Seriously though, it is extremely labour intensive (we did our own pastrami, corned beef, brisket, etc at a restaurant I used to work at) but oh god so delicious. There are few things as culinarily sexy as racks and racks of slightly wobbling, still-hot meat fresh out of the 34113o47095hcntj2k gmew keyboard shortcircuiting due to drool.

Katz's is, and has been for a long time, #1 on my list of places to eat if/when I ever get my fat ass to NYC.
posted by feckless fecal fear mongering at 3:06 PM on October 28, 2014


So are there any places comparable to Katz's, other than Katz's itself, left in New York?
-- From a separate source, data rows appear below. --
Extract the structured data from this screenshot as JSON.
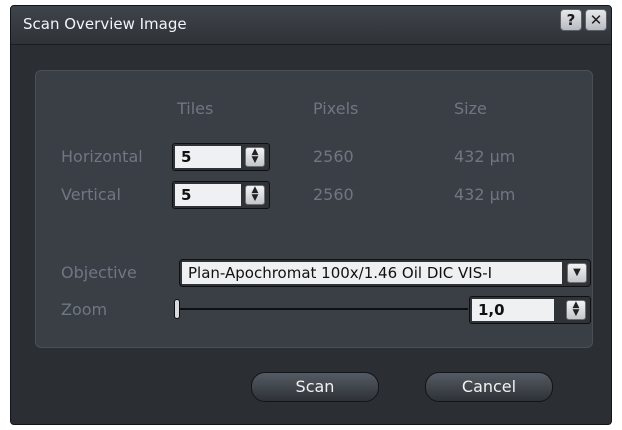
{
  "window": {
    "title": "Scan Overview Image",
    "help_label": "?",
    "close_label": "✕"
  },
  "columns": {
    "tiles": "Tiles",
    "pixels": "Pixels",
    "size": "Size"
  },
  "rows": [
    {
      "label": "Horizontal",
      "tiles": "5",
      "pixels": "2560",
      "size": "432 µm"
    },
    {
      "label": "Vertical",
      "tiles": "5",
      "pixels": "2560",
      "size": "432 µm"
    }
  ],
  "objective": {
    "label": "Objective",
    "value": "Plan-Apochromat 100x/1.46 Oil DIC VIS-I"
  },
  "zoom": {
    "label": "Zoom",
    "value": "1,0",
    "slider_level": 0.0
  },
  "buttons": {
    "scan": "Scan",
    "cancel": "Cancel"
  },
  "icons": {
    "spin": "spin-updown-icon",
    "dropdown": "chevron-down-icon"
  },
  "colors": {
    "panel": "#3a3e45",
    "dialog": "#2b2e33",
    "label": "#6f7782"
  }
}
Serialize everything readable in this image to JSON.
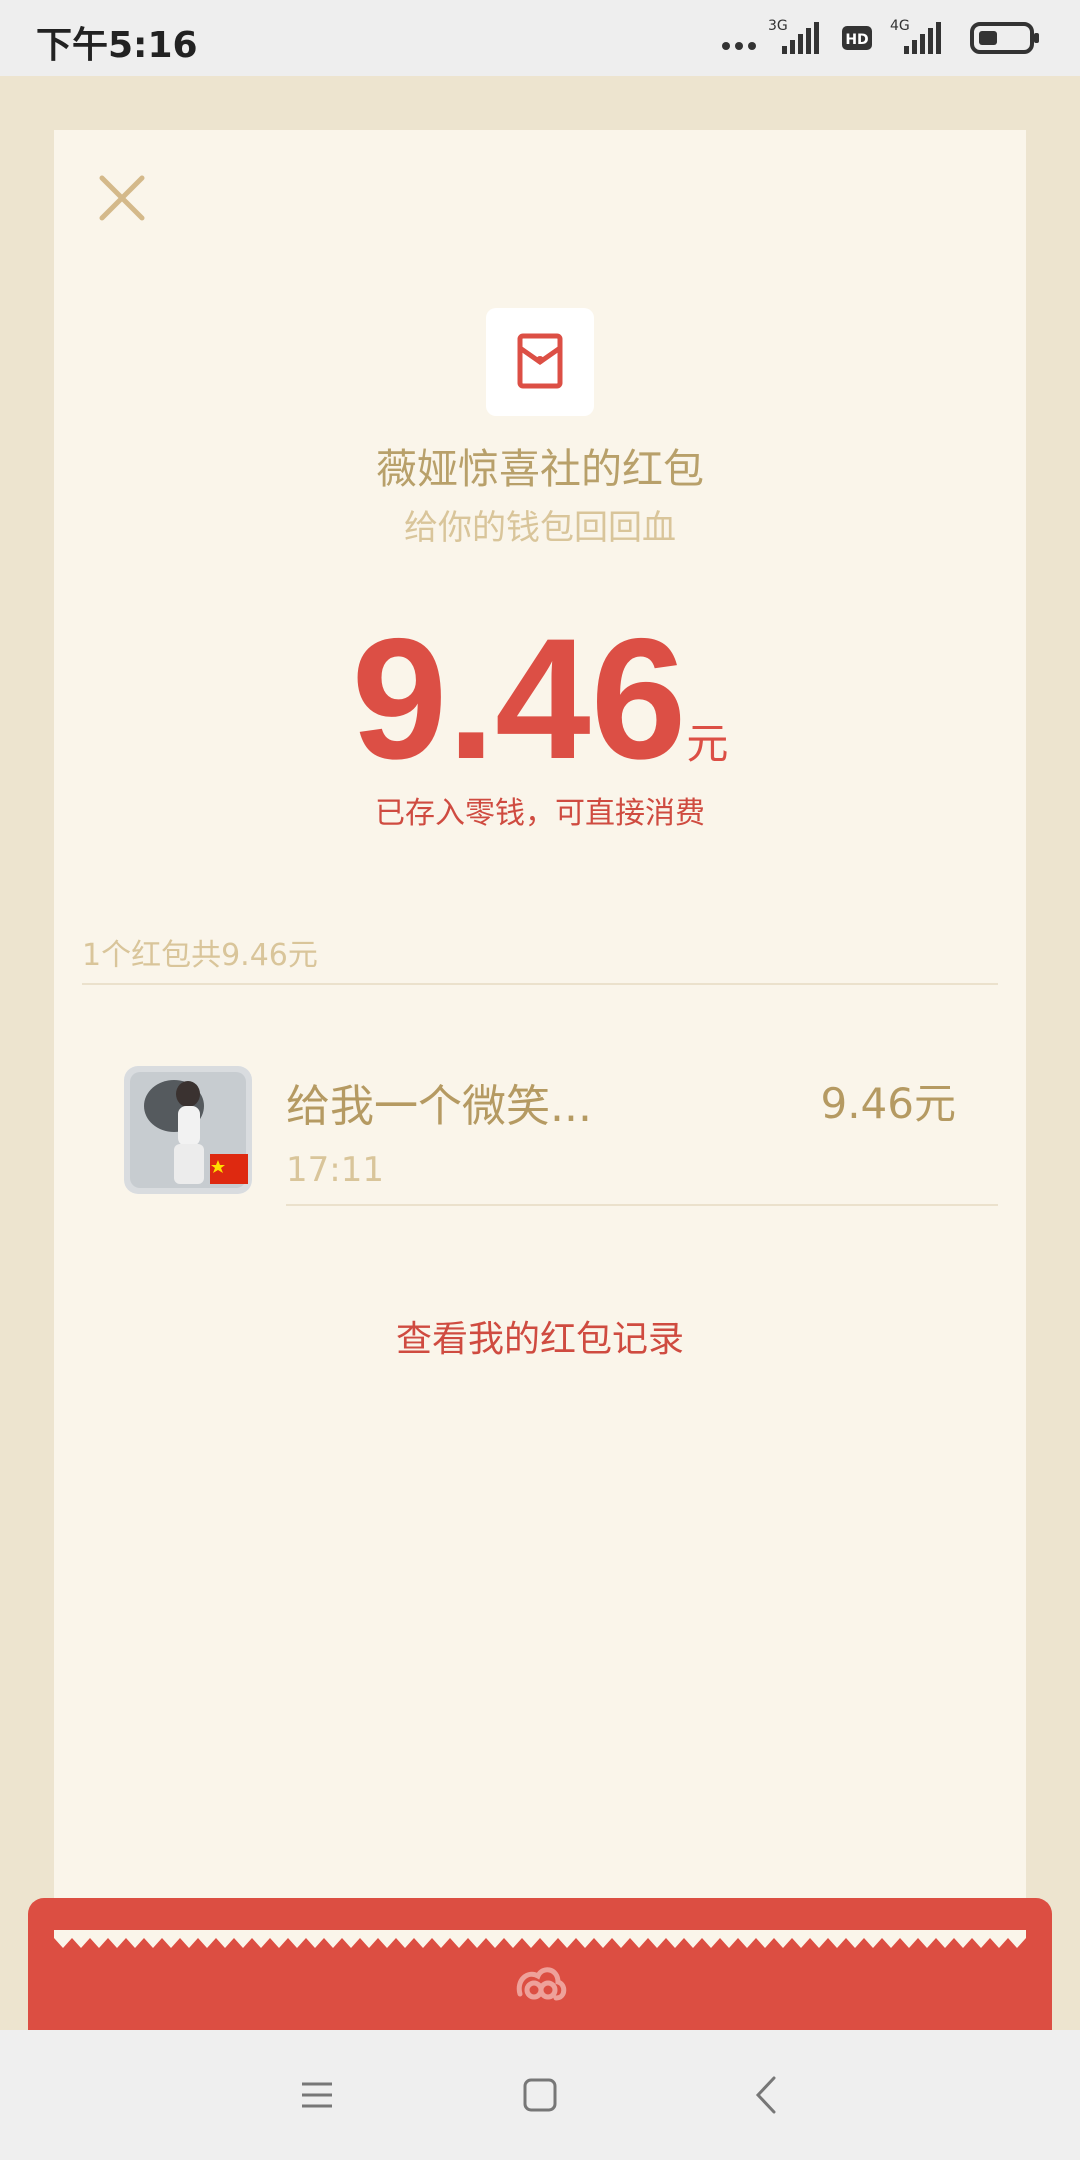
{
  "status_bar": {
    "time": "下午5:16",
    "network_1": "3G",
    "hd_badge": "HD",
    "network_2": "4G"
  },
  "packet": {
    "sender_title": "薇娅惊喜社的红包",
    "blessing": "给你的钱包回回血",
    "amount": "9.46",
    "unit": "元",
    "deposit_note": "已存入零钱，可直接消费"
  },
  "summary": "1个红包共9.46元",
  "records": [
    {
      "name": "给我一个微笑...",
      "time": "17:11",
      "amount": "9.46元"
    }
  ],
  "view_records_label": "查看我的红包记录",
  "colors": {
    "accent_red": "#dc4f45",
    "gold_text": "#b8a06a",
    "card_bg": "#faf5ea"
  },
  "icons": [
    "close-icon",
    "red-packet-icon",
    "cloud-icon",
    "menu-icon",
    "home-icon",
    "back-icon"
  ]
}
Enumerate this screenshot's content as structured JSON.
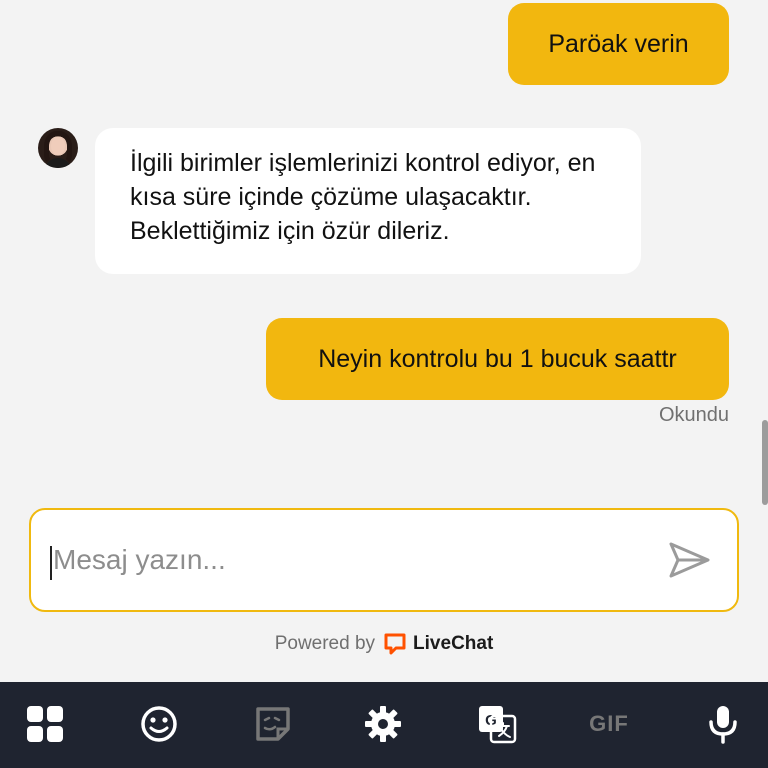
{
  "messages": [
    {
      "direction": "out",
      "text": "Paröak verin"
    },
    {
      "direction": "in",
      "text": "İlgili birimler işlemlerinizi kontrol ediyor, en kısa süre içinde çözüme ulaşacaktır. Beklettiğimiz için özür dileriz."
    },
    {
      "direction": "out",
      "text": "Neyin kontrolu bu 1 bucuk saattr",
      "status": "Okundu"
    }
  ],
  "composer": {
    "placeholder": "Mesaj yazın..."
  },
  "footer": {
    "powered_by": "Powered by",
    "brand": "LiveChat"
  },
  "keyboard_toolbar": {
    "items": [
      "apps",
      "emoji",
      "sticker",
      "settings",
      "translate",
      "GIF",
      "microphone"
    ]
  },
  "colors": {
    "accent": "#f2b70f",
    "background": "#f3f3f3",
    "toolbar": "#1f2430",
    "brand": "#ff5100"
  }
}
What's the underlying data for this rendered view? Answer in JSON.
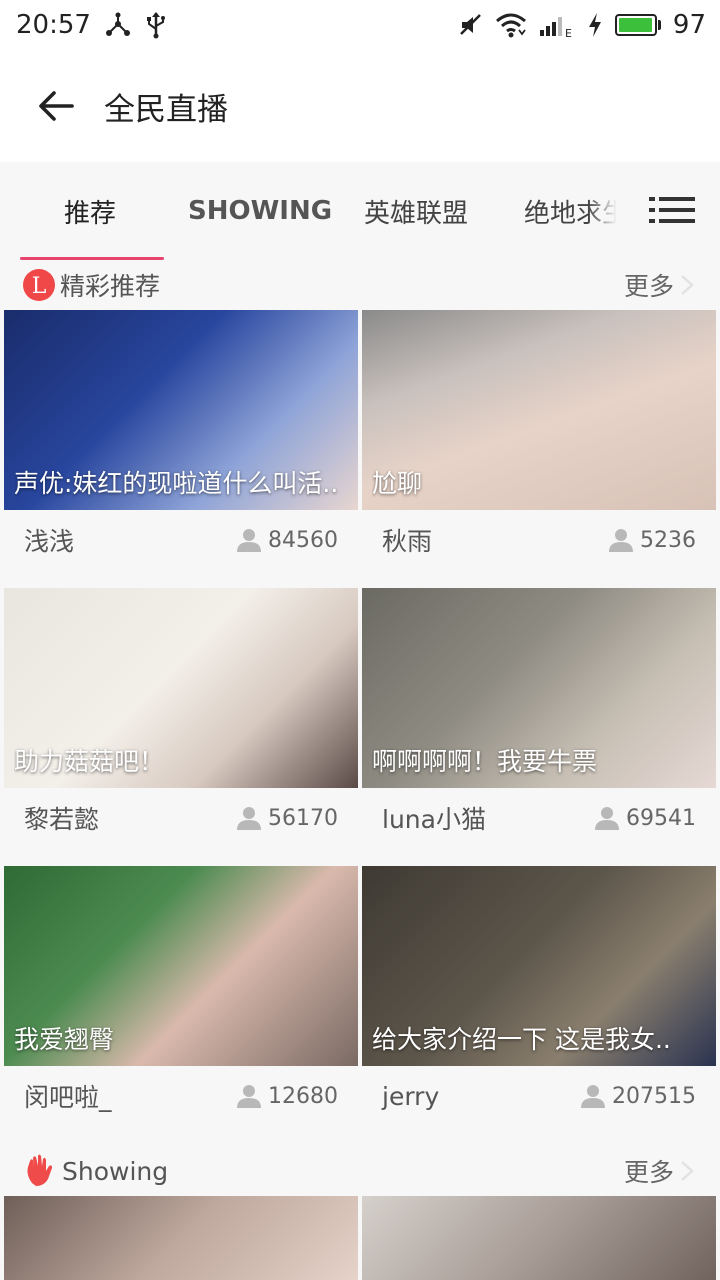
{
  "status_bar": {
    "time": "20:57",
    "battery_level": "97",
    "battery_fraction": 0.97
  },
  "header": {
    "title": "全民直播"
  },
  "tabs": [
    {
      "label": "推荐"
    },
    {
      "label": "SHOWING"
    },
    {
      "label": "英雄联盟"
    },
    {
      "label": "绝地求生"
    }
  ],
  "sections": [
    {
      "title": "精彩推荐",
      "more_label": "更多",
      "cards": [
        {
          "caption": "声优:妹红的现啦道什么叫活..",
          "streamer": "浅浅",
          "viewers": "84560"
        },
        {
          "caption": "尬聊",
          "streamer": "秋雨",
          "viewers": "5236"
        },
        {
          "caption": "助力菇菇吧！",
          "streamer": "黎若懿",
          "viewers": "56170"
        },
        {
          "caption": "啊啊啊啊！我要牛票",
          "streamer": "luna小猫",
          "viewers": "69541"
        },
        {
          "caption": "我爱翘臀",
          "streamer": "闵吧啦_",
          "viewers": "12680"
        },
        {
          "caption": "给大家介绍一下 这是我女..",
          "streamer": "jerry",
          "viewers": "207515"
        }
      ]
    },
    {
      "title": "Showing",
      "more_label": "更多"
    }
  ],
  "colors": {
    "accent": "#e8436f",
    "text_primary": "#222222",
    "text_secondary": "#555555",
    "icon_gray": "#b8b8b8"
  }
}
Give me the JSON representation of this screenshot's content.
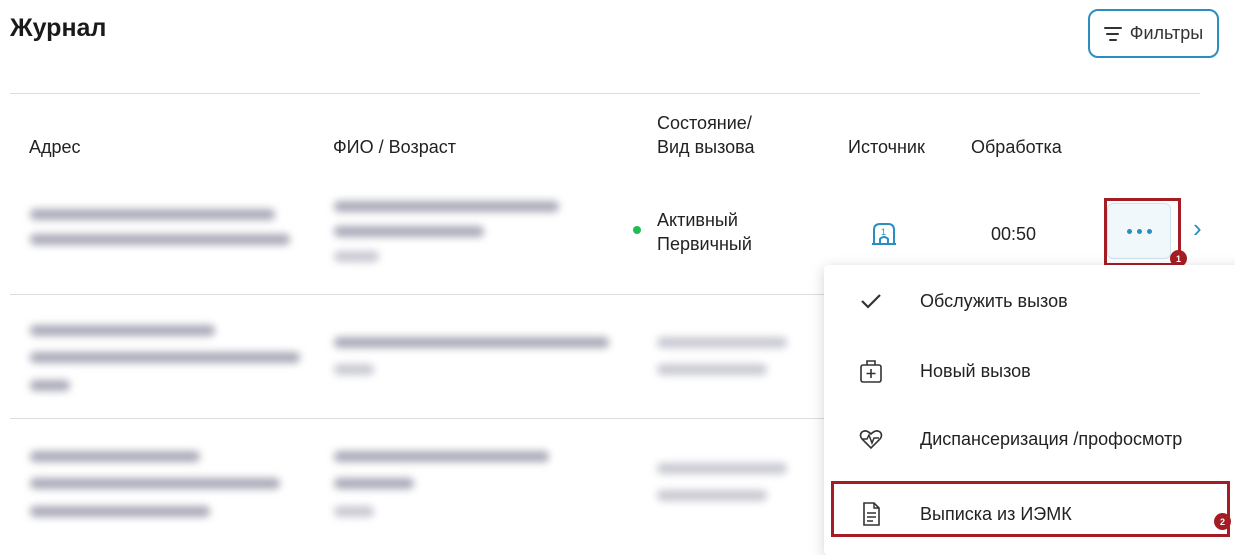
{
  "header": {
    "title": "Журнал",
    "filters_label": "Фильтры"
  },
  "table": {
    "columns": {
      "address": "Адрес",
      "fio_age": "ФИО / Возраст",
      "state_line1": "Состояние/",
      "state_line2": "Вид вызова",
      "source": "Источник",
      "processing": "Обработка"
    },
    "row1": {
      "status_line1": "Активный",
      "status_line2": "Первичный",
      "processing_time": "00:50"
    }
  },
  "context_menu": {
    "items": [
      {
        "label": "Обслужить вызов",
        "icon": "check-icon"
      },
      {
        "label": "Новый вызов",
        "icon": "medical-bag-plus-icon"
      },
      {
        "label": "Диспансеризация /профосмотр",
        "icon": "heart-pulse-icon"
      },
      {
        "label": "Выписка из ИЭМК",
        "icon": "document-icon"
      }
    ]
  },
  "annotations": {
    "badge1": "1",
    "badge2": "2",
    "accent_color": "#a51d24"
  },
  "colors": {
    "primary": "#2a8fc0",
    "status_active": "#22bb55"
  }
}
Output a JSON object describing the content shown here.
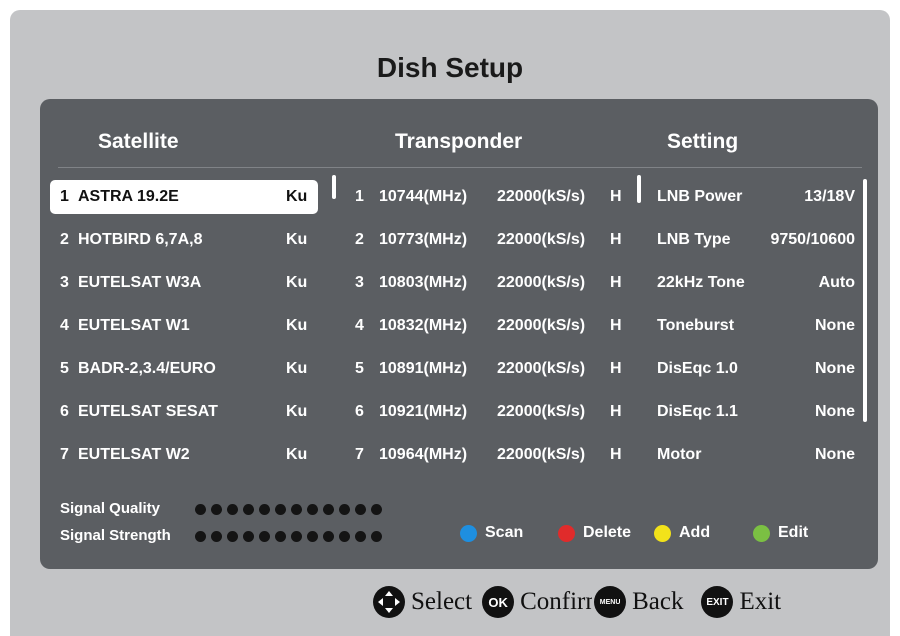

The Stage Deli used to get mentioned in the same sentence quite a bit, and was sort of my go-to place for pastrami when I didn't want to deal with the Katz's parade-of-tourists experience, but it went under a few years ago.

Katz's is amazing but the last three or four times I've been in the LES with the intent of going there, there's been a stack of tour buses parked in front of it, and lines out the door. I'm glad they're doing good business, but nothing on this green earth is worth waiting in lines like that for.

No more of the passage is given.